When the price of oil collapsed in 2014 and disrupted drilling operations all across Texas’s massive Permian Basin shale formation, truckers were among those hardest hit. Rendered unnecessary by the slump in output, they were fired in scores.
With oil prices now inching back higher and production in the Permian soaring once again, the drillers want the truckers back. In order to satisfy the increase in production, Goldman estimates that there will need to be an additional 3,000 to 4,000 trucks in the region by next year. The issue with that is there is already a shortage of truck drivers in the U.S. Goldman estimates that the Permian Basin needs 39,000 trucks overall for ongoing drilling support , disposal of produced water, and transportation of oil that cannot be shipped through pipelines.
For truckers, the Permian Basin isn’t stirring much excitement. The pain of the 2014 bust remains fresh for many who went on to find driving gigs in other industries and, what’s more, they worry that companies will remain tight-fisted with pay as they re-hire.
Delaware basin is biggest trouble spot
The result is a growing trucker shortage that threatens to limit just how high drillers can push production. The problem is most acute in the western fringe of the Permian — known as the Delaware Basin — where shale companies are moving back into aggressively as prices climb. Given the off-the-beaten-path location of these wells amid the sprawling 75,000-square-mile Permian, the need for truckers to haul the oil over primitive roads to pipelines is greater than in more centrally located spots.
“We are able to sell the trucks to the crude haulers,” said Wade Black, a salesperson with Premier Truck Group in Amarillo, Texas, a city just to the north of the Delaware Basin. “But there’s no one to drive them.”

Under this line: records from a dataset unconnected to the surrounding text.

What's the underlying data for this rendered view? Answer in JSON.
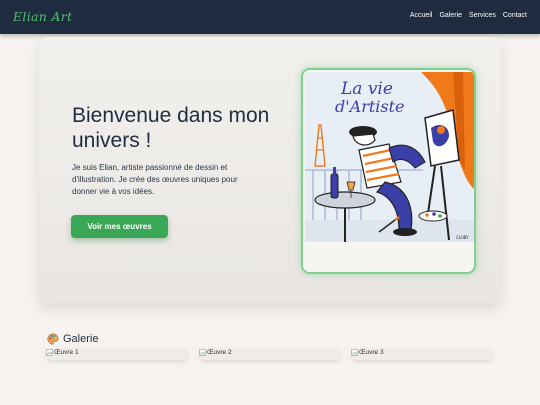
{
  "header": {
    "brand": "Elian Art",
    "nav": [
      "Accueil",
      "Galerie",
      "Services",
      "Contact"
    ]
  },
  "hero": {
    "title": "Bienvenue dans mon univers !",
    "text": "Je suis Elian, artiste passionné de dessin et d'illustration. Je crée des œuvres uniques pour donner vie à vos idées.",
    "button": "Voir mes œuvres",
    "artwork": {
      "lettering_line1": "La vie",
      "lettering_line2": "d'Artiste",
      "signature": "CLUBY"
    }
  },
  "gallery": {
    "icon": "palette-icon",
    "title": "Galerie",
    "items": [
      "Œuvre 1",
      "Œuvre 2",
      "Œuvre 3"
    ]
  },
  "colors": {
    "header_bg": "#1f2b3e",
    "accent_green": "#3aa757",
    "brand_green": "#4fbf6c",
    "page_bg": "#f5f2ef"
  }
}
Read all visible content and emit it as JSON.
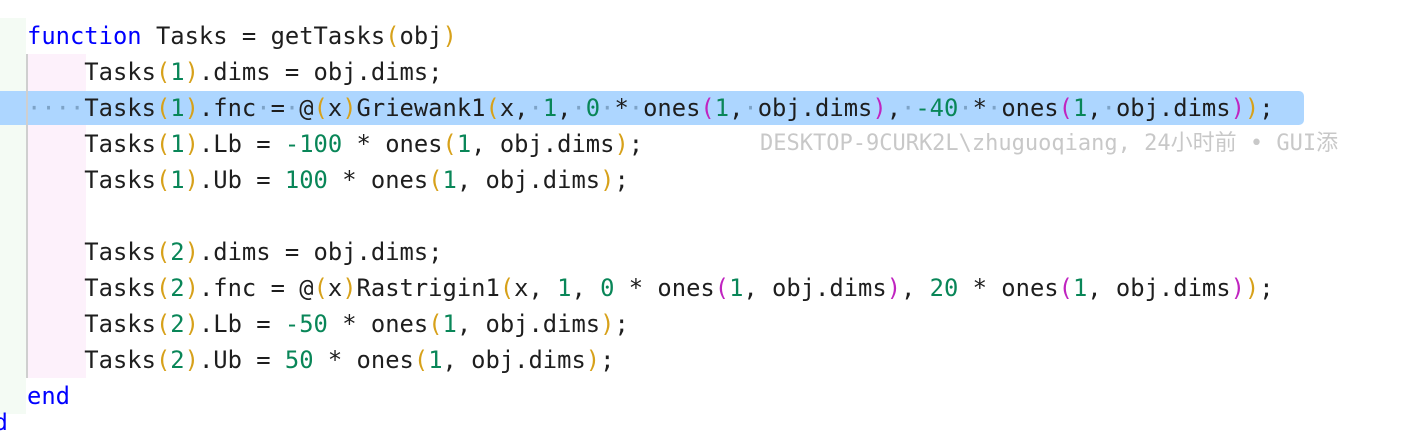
{
  "lines": [
    {
      "tokens": [
        {
          "t": "function",
          "c": "kw"
        },
        {
          "t": " Tasks = getTasks"
        },
        {
          "t": "(",
          "c": "p1"
        },
        {
          "t": "obj"
        },
        {
          "t": ")",
          "c": "p1"
        }
      ]
    },
    {
      "tokens": [
        {
          "t": "    Tasks"
        },
        {
          "t": "(",
          "c": "p1"
        },
        {
          "t": "1",
          "c": "num"
        },
        {
          "t": ")",
          "c": "p1"
        },
        {
          "t": ".dims = obj.dims;"
        }
      ]
    },
    {
      "tokens": [
        {
          "t": "····",
          "c": "ws"
        },
        {
          "t": "Tasks"
        },
        {
          "t": "(",
          "c": "p1"
        },
        {
          "t": "1",
          "c": "num"
        },
        {
          "t": ")",
          "c": "p1"
        },
        {
          "t": ".fnc"
        },
        {
          "t": "·",
          "c": "ws"
        },
        {
          "t": "="
        },
        {
          "t": "·",
          "c": "ws"
        },
        {
          "t": "@"
        },
        {
          "t": "(",
          "c": "p1"
        },
        {
          "t": "x"
        },
        {
          "t": ")",
          "c": "p1"
        },
        {
          "t": "Griewank1"
        },
        {
          "t": "(",
          "c": "p1"
        },
        {
          "t": "x,"
        },
        {
          "t": "·",
          "c": "ws"
        },
        {
          "t": "1",
          "c": "num"
        },
        {
          "t": ","
        },
        {
          "t": "·",
          "c": "ws"
        },
        {
          "t": "0",
          "c": "num"
        },
        {
          "t": "·",
          "c": "ws"
        },
        {
          "t": "*"
        },
        {
          "t": "·",
          "c": "ws"
        },
        {
          "t": "ones"
        },
        {
          "t": "(",
          "c": "p2"
        },
        {
          "t": "1",
          "c": "num"
        },
        {
          "t": ","
        },
        {
          "t": "·",
          "c": "ws"
        },
        {
          "t": "obj.dims"
        },
        {
          "t": ")",
          "c": "p2"
        },
        {
          "t": ","
        },
        {
          "t": "·",
          "c": "ws"
        },
        {
          "t": "-40",
          "c": "num"
        },
        {
          "t": "·",
          "c": "ws"
        },
        {
          "t": "*"
        },
        {
          "t": "·",
          "c": "ws"
        },
        {
          "t": "ones"
        },
        {
          "t": "(",
          "c": "p2"
        },
        {
          "t": "1",
          "c": "num"
        },
        {
          "t": ","
        },
        {
          "t": "·",
          "c": "ws"
        },
        {
          "t": "obj.dims"
        },
        {
          "t": ")",
          "c": "p2"
        },
        {
          "t": ")",
          "c": "p1"
        },
        {
          "t": ";"
        }
      ]
    },
    {
      "tokens": [
        {
          "t": "    Tasks"
        },
        {
          "t": "(",
          "c": "p1"
        },
        {
          "t": "1",
          "c": "num"
        },
        {
          "t": ")",
          "c": "p1"
        },
        {
          "t": ".Lb = "
        },
        {
          "t": "-100",
          "c": "num"
        },
        {
          "t": " * ones"
        },
        {
          "t": "(",
          "c": "p1"
        },
        {
          "t": "1",
          "c": "num"
        },
        {
          "t": ", obj.dims"
        },
        {
          "t": ")",
          "c": "p1"
        },
        {
          "t": ";"
        }
      ]
    },
    {
      "tokens": [
        {
          "t": "    Tasks"
        },
        {
          "t": "(",
          "c": "p1"
        },
        {
          "t": "1",
          "c": "num"
        },
        {
          "t": ")",
          "c": "p1"
        },
        {
          "t": ".Ub = "
        },
        {
          "t": "100",
          "c": "num"
        },
        {
          "t": " * ones"
        },
        {
          "t": "(",
          "c": "p1"
        },
        {
          "t": "1",
          "c": "num"
        },
        {
          "t": ", obj.dims"
        },
        {
          "t": ")",
          "c": "p1"
        },
        {
          "t": ";"
        }
      ]
    },
    {
      "tokens": []
    },
    {
      "tokens": [
        {
          "t": "    Tasks"
        },
        {
          "t": "(",
          "c": "p1"
        },
        {
          "t": "2",
          "c": "num"
        },
        {
          "t": ")",
          "c": "p1"
        },
        {
          "t": ".dims = obj.dims;"
        }
      ]
    },
    {
      "tokens": [
        {
          "t": "    Tasks"
        },
        {
          "t": "(",
          "c": "p1"
        },
        {
          "t": "2",
          "c": "num"
        },
        {
          "t": ")",
          "c": "p1"
        },
        {
          "t": ".fnc = @"
        },
        {
          "t": "(",
          "c": "p1"
        },
        {
          "t": "x"
        },
        {
          "t": ")",
          "c": "p1"
        },
        {
          "t": "Rastrigin1"
        },
        {
          "t": "(",
          "c": "p1"
        },
        {
          "t": "x, "
        },
        {
          "t": "1",
          "c": "num"
        },
        {
          "t": ", "
        },
        {
          "t": "0",
          "c": "num"
        },
        {
          "t": " * ones"
        },
        {
          "t": "(",
          "c": "p2"
        },
        {
          "t": "1",
          "c": "num"
        },
        {
          "t": ", obj.dims"
        },
        {
          "t": ")",
          "c": "p2"
        },
        {
          "t": ", "
        },
        {
          "t": "20",
          "c": "num"
        },
        {
          "t": " * ones"
        },
        {
          "t": "(",
          "c": "p2"
        },
        {
          "t": "1",
          "c": "num"
        },
        {
          "t": ", obj.dims"
        },
        {
          "t": ")",
          "c": "p2"
        },
        {
          "t": ")",
          "c": "p1"
        },
        {
          "t": ";"
        }
      ]
    },
    {
      "tokens": [
        {
          "t": "    Tasks"
        },
        {
          "t": "(",
          "c": "p1"
        },
        {
          "t": "2",
          "c": "num"
        },
        {
          "t": ")",
          "c": "p1"
        },
        {
          "t": ".Lb = "
        },
        {
          "t": "-50",
          "c": "num"
        },
        {
          "t": " * ones"
        },
        {
          "t": "(",
          "c": "p1"
        },
        {
          "t": "1",
          "c": "num"
        },
        {
          "t": ", obj.dims"
        },
        {
          "t": ")",
          "c": "p1"
        },
        {
          "t": ";"
        }
      ]
    },
    {
      "tokens": [
        {
          "t": "    Tasks"
        },
        {
          "t": "(",
          "c": "p1"
        },
        {
          "t": "2",
          "c": "num"
        },
        {
          "t": ")",
          "c": "p1"
        },
        {
          "t": ".Ub = "
        },
        {
          "t": "50",
          "c": "num"
        },
        {
          "t": " * ones"
        },
        {
          "t": "(",
          "c": "p1"
        },
        {
          "t": "1",
          "c": "num"
        },
        {
          "t": ", obj.dims"
        },
        {
          "t": ")",
          "c": "p1"
        },
        {
          "t": ";"
        }
      ]
    },
    {
      "tokens": [
        {
          "t": "end",
          "c": "kw"
        }
      ]
    }
  ],
  "blame": "DESKTOP-9CURK2L\\zhuguoqiang, 24小时前 • GUI添",
  "stray_char": "d"
}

Permian production is surging, thanks to improving oil prices. Explorers are tapping oil in the furthest regions of the field, which extends from West Texas across into New Mexico. Output may reach 2.79 million barrels a day, 30 percent higher from the year before, according to latest government forecast. Led by Permian growth, total U.S. oil output is set to surpass 10 million barrels a day in June, potentially eclipsing OPEC’s Saudi Arabia.
Enjoying our insights?
Subscribe to our newsletter to keep up with the latest industry trends and developments.
Stay InformedNeed for 3,000 more truck drivers in Permian
About 3,000 oil truckers are hauling oil around the Permian, more than the 2,000 to 2,500 just before the 2014 price bust, according to Willie Taylor, chief executive officer for Permian Basin Workforce Board in Midland, Texas But companies will need to hire more than 3,000 additional drivers at the rate the patch is growing, he said.

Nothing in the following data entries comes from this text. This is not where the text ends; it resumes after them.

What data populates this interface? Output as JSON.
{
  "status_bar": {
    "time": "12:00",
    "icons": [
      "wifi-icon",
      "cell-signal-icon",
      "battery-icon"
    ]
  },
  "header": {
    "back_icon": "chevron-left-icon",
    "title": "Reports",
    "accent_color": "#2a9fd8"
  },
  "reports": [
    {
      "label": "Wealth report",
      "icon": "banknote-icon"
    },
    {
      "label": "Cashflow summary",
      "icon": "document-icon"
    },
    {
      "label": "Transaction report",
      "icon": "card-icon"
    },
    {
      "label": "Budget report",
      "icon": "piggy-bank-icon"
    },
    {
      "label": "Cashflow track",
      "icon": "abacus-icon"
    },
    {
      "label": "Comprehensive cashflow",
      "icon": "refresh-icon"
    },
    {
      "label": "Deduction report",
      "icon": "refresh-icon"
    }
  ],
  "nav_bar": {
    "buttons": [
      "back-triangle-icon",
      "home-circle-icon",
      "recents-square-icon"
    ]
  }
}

Those drivers are sorely needed, especially in the fast-growing Delaware Basin, which has become the Permian’s second-largest section. There are as many as 2,000 trucks just servicing the Delaware, each able to transport about 180 barrels, according to Joey Lee, general manager with Premium Truck of Odessa.

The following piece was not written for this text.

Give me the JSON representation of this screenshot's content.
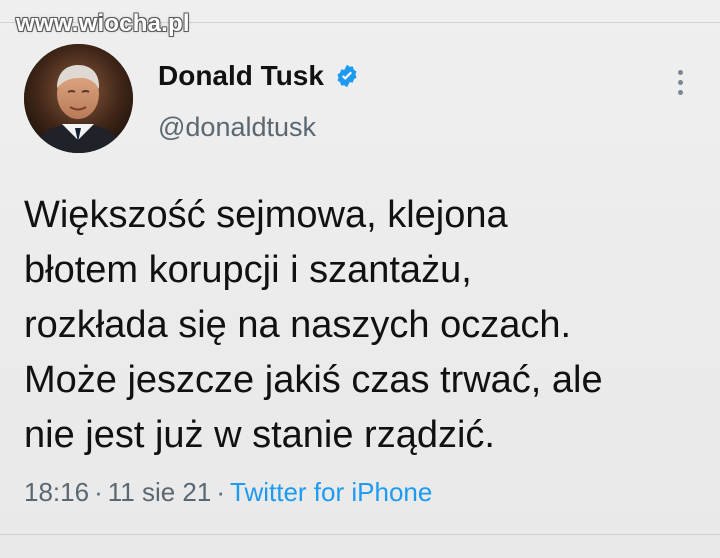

Drivers see lower pay from shale operators who are still in austerity mode; frac sand haulers compete for drivers
The problem? Drivers are worried they won’t get paid much, given that most operators are still in austerity mode with prices well below their 2014 peak, according to Lee.
Oil truck drivers are paid about $100,000 per year, some 10 percent to 20 percent below 2014-2015 salaries, according to Joseph Triepke, founder of Tennessee-based oil-field research firm InfillThinking.com. Typically, oil truckers got paid more than frac sand drivers because of the additional skills needed to haul a hazardous substance like petroleum, Triepke said. But that salary disparity is narrowing as demand grows for frac sand.
Truckers are also concerned about the implementation of digital log books this month that compute the hours of operations more accurately, instead of the manual logs where drivers got to pen down the hours themselves. Drivers, who get paid by how much time they spend time in a field “could manipulate the system with manual entries,” Lee said.
The shortage won’t cause any kind of slowdown in production or shut-ins, Lee said, adding that more staff will likely be added steadily next year as prices rise.
“Rehiring will be a slow process. It won’t happen as fast as you need it,’’ he said.
Horizontal drilling from pads reduces number of trucks needed to haul oil
While the race to expand production in the more distant reaches of the Permian boosts demand for truckers, technological developments may slow the hiring.
Advances in horizontal drilling allow fewer wells to produce the same amount of oil and gas, reducing the number of trucks needed to transport the oil to market, according to Stephen Robertson, executive vice president for Midland-based Permian Basin Petroleum Association.
Also, with so much production coming from a centralized pad site, it’s cheaper to set up flow lines to transport the oil to storage hubs, Robertson said.
“Trucks are still greatly needed to transport people and equipment, it’s just that we have been able to reduce the number of trips needed to produce an equivalent amount of hydrocarbons.”